Massachusetts Senate Passes Election Reform Bill

The Massachusetts Senate last Thursday voted 37-1 in favor of passing legislation to reform and modernize the election laws in the Commonwealth by approving early voting for state and federal elections and primaries, allowing residents to register to vote on Election Day and creating an online voter registration system. The bill also allows for 16 and 17-year-olds to preregister to vote. 

“This is a big step forward in easing voter access to the polls and increasing overall voter participation in the elections of the Commonwealth,” said Senator Ken Donnelly (D-Arlington). “I was pleased to see many amendments that I co-sponsored pass, including Election Day voter registration, sticky voting, post-election audits and municipal election cost relief.” 

Under this bill, Massachusetts would join 32 other states and the District of Columbia that allow early voting. Early voting would begin 10 business days before the election and end two days before the election. The first early voting period would occur in 2016.   

“In addition to passing amendments to increase voter participation, the Senate wisely defeated a number of voter ID proposals that were not based upon sound data or evidence and would deter voters at the polls,” added Senator Donnelly.  

The bill would also place voters on the inactive list only after not voting in two consecutive federal elections and not responding to a notice from the city or town. Under current law, a voter can be placed on the inactive list for not filling out an annual census. If a voter does not vote in two additional federal elections, the voter will be removed from the voter list.  

In addition to building an online voter registration system, the Secretary of State would create a secure online portal to allow voters to easily check their voter registration status and polling place.  

The bill also allows a voter whose political designation does not list a candidate to receive a ballot for the political party of the voter’s choosing. The legal definition of “political designation” does not include the republican and democrat political parties.  
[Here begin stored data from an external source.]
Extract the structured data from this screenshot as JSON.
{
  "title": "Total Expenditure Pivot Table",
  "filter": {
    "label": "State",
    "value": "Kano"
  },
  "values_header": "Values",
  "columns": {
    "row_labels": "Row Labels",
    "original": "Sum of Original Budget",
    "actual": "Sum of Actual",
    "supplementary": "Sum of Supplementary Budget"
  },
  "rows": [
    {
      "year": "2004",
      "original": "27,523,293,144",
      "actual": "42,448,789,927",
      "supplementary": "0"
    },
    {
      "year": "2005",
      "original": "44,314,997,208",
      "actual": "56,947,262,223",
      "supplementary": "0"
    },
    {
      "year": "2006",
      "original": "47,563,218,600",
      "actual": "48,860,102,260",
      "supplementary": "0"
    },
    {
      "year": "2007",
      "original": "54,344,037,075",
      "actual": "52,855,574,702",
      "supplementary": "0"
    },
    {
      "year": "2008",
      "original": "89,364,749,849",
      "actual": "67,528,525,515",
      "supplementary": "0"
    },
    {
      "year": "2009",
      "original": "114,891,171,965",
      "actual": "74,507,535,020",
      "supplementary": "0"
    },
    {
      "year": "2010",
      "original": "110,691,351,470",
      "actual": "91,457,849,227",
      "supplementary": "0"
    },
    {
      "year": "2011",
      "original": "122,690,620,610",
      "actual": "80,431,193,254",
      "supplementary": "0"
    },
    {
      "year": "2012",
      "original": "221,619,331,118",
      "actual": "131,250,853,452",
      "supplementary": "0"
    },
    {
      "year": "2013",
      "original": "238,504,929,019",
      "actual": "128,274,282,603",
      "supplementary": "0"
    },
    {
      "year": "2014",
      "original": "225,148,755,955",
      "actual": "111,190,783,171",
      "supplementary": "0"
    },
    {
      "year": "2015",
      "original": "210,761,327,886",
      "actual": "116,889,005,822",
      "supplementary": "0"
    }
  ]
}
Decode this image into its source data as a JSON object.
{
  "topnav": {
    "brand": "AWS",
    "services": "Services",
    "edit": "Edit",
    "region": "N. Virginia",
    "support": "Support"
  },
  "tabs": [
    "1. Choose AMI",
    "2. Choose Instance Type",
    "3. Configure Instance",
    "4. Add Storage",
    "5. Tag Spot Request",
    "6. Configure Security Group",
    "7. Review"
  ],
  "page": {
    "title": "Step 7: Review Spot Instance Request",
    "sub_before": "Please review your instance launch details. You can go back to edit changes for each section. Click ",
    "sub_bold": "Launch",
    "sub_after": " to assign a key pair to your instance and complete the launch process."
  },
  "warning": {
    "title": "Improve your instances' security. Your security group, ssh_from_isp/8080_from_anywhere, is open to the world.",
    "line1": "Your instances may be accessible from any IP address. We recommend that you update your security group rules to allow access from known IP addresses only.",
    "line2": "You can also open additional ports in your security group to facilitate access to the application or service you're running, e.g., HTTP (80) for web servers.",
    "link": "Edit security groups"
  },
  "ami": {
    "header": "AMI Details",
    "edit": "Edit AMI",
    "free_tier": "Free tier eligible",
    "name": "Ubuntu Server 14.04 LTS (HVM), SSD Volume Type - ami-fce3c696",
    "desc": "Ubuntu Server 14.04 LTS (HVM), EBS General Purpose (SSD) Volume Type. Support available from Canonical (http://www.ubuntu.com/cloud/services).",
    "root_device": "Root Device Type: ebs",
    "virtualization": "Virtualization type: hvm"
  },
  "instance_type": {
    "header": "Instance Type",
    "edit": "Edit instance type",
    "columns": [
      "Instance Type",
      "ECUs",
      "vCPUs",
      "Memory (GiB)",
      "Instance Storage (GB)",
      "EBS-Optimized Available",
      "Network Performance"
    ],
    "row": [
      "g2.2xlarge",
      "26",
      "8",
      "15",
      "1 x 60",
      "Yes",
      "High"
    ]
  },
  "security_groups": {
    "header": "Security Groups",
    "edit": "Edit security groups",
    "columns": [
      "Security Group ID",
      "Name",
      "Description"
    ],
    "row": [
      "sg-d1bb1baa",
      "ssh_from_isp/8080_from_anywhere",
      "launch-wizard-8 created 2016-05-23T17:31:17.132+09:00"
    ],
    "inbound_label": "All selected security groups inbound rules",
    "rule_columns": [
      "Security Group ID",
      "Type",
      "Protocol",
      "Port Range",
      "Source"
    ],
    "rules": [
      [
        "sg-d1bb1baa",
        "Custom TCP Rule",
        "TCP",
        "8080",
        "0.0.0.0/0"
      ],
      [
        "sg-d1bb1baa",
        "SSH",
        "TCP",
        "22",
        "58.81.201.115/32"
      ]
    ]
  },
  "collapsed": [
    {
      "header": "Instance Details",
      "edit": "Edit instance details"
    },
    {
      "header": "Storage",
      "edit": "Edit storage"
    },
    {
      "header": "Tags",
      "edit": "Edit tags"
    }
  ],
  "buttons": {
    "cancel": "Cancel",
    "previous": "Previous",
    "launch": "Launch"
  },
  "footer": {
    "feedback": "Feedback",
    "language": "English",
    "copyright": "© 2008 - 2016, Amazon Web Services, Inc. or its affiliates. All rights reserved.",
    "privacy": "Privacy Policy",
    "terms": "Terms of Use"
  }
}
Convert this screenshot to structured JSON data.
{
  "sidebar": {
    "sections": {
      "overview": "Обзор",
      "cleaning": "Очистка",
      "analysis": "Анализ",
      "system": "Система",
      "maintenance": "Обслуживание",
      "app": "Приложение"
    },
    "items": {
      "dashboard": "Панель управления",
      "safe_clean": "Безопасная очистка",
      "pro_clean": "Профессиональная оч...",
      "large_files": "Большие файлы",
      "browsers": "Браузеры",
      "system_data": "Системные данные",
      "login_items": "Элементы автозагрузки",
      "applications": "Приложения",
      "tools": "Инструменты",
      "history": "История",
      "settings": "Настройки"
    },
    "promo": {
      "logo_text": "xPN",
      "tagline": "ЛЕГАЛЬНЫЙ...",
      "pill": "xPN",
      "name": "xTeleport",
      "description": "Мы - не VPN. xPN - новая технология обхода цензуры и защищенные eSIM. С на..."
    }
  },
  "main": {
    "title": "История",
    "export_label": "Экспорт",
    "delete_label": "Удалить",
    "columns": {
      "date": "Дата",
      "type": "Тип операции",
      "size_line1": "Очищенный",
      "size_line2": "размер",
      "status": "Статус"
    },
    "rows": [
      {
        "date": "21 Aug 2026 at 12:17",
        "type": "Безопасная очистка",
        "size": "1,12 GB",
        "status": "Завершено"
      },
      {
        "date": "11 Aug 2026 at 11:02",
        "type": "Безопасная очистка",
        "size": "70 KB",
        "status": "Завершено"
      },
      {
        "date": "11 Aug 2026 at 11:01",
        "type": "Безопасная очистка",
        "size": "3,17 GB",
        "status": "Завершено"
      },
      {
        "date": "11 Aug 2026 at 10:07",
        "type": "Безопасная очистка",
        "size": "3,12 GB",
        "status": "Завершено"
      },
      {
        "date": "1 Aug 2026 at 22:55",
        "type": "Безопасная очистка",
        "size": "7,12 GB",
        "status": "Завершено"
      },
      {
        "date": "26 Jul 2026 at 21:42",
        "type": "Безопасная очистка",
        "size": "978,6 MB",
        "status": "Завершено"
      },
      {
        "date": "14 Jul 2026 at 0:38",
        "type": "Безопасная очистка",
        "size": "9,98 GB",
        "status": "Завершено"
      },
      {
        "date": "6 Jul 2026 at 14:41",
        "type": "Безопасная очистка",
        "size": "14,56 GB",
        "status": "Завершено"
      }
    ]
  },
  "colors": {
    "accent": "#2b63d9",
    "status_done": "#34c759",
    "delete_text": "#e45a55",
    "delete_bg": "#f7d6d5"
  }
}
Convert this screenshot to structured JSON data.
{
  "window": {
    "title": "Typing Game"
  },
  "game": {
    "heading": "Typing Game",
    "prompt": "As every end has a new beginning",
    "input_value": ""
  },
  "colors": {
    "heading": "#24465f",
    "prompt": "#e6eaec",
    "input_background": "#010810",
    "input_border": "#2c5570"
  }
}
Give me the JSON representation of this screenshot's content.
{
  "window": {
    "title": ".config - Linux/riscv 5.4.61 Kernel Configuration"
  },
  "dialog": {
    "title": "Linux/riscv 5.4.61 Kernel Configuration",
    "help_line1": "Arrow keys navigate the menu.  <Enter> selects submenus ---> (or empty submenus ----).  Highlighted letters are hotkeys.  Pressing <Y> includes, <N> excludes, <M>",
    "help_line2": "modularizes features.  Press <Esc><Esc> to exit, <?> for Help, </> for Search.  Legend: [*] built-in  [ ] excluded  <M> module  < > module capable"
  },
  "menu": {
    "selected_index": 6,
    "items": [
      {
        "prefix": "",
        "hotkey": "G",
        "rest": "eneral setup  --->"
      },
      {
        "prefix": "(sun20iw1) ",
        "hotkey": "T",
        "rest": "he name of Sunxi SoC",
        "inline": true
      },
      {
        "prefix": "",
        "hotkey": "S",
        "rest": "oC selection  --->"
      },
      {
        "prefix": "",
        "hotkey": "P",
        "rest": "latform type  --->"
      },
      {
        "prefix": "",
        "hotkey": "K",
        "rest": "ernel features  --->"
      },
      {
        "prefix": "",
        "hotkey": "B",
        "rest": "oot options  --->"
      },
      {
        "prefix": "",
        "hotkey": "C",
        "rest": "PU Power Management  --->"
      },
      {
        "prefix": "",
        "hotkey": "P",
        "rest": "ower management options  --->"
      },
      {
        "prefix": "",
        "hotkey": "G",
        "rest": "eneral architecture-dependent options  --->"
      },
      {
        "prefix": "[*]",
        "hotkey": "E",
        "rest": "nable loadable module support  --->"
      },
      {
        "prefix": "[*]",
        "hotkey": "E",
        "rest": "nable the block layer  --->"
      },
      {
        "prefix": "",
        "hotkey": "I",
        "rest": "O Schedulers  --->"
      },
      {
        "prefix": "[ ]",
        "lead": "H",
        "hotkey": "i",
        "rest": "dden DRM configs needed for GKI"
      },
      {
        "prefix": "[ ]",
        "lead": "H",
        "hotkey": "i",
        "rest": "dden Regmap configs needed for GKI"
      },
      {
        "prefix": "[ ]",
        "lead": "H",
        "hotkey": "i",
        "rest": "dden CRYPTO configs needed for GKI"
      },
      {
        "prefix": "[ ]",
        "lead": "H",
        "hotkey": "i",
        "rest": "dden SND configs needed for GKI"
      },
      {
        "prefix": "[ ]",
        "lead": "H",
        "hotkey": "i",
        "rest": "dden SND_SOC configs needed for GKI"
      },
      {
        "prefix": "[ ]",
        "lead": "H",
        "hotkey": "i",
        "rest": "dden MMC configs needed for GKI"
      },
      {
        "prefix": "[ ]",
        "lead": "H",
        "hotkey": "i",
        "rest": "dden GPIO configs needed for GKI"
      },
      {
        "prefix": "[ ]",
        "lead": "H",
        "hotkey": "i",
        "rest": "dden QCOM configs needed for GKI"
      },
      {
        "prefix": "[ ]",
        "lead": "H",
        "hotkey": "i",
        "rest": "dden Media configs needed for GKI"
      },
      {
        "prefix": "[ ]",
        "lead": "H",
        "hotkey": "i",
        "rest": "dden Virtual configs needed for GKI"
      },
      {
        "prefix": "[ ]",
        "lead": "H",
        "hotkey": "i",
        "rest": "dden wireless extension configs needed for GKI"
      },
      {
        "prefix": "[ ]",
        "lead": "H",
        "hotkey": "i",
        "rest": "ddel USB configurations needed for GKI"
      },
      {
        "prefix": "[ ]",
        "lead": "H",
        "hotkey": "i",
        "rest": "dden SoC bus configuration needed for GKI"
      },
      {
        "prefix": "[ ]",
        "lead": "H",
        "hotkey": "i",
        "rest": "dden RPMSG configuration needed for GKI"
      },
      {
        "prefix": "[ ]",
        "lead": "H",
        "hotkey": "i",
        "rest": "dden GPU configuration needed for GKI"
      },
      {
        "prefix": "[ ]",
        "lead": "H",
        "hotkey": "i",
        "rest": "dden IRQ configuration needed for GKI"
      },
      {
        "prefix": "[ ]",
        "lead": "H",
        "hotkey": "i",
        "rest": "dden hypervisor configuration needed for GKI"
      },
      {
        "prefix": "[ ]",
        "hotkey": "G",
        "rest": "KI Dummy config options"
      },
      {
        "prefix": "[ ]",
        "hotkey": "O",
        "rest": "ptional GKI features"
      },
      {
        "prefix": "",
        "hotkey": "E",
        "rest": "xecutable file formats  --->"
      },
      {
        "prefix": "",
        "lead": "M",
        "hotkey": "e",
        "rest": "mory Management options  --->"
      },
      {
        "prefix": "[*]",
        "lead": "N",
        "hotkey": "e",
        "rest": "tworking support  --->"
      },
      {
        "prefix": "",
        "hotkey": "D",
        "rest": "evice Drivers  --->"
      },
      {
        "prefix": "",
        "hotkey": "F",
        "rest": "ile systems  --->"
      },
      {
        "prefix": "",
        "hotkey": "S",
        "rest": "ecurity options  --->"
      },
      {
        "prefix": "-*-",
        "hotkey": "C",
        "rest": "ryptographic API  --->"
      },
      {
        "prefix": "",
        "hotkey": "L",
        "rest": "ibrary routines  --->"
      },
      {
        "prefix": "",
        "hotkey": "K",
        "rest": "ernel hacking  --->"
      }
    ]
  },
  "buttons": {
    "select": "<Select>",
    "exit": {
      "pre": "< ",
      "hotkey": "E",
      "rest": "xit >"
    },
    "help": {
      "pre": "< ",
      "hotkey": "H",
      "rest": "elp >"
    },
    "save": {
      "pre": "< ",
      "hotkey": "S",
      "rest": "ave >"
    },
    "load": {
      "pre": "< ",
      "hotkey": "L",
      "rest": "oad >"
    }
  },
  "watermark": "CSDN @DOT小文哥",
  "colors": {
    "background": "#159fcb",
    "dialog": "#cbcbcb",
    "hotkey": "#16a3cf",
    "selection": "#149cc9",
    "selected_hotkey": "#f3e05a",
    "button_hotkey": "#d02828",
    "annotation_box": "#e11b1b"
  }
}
The bill also does the following:


  • Eliminates the requirement of a check-out desk at polling places;

  • Requires municipal election officials to attend annual training given by  the Secretary of State regarding applicable state and federal election laws;

  • Eliminates the requirement for a cancellation device on voting machines;

  • Clarifies that the police detail requirement at polling locations may not apply to early voting sites; and,

  • Establishes an elections task force to review early voting and expanding technology, including costs, administrative requirements, reductions in wait times on Election Day, the feasibility of additional early voting sites and hours, voter turnout, Election Day mobile alerts and online voting.   

The Senate bill and the House bill will now go to a conference committee to produce a compromise bill for final passage and consideration of the governor.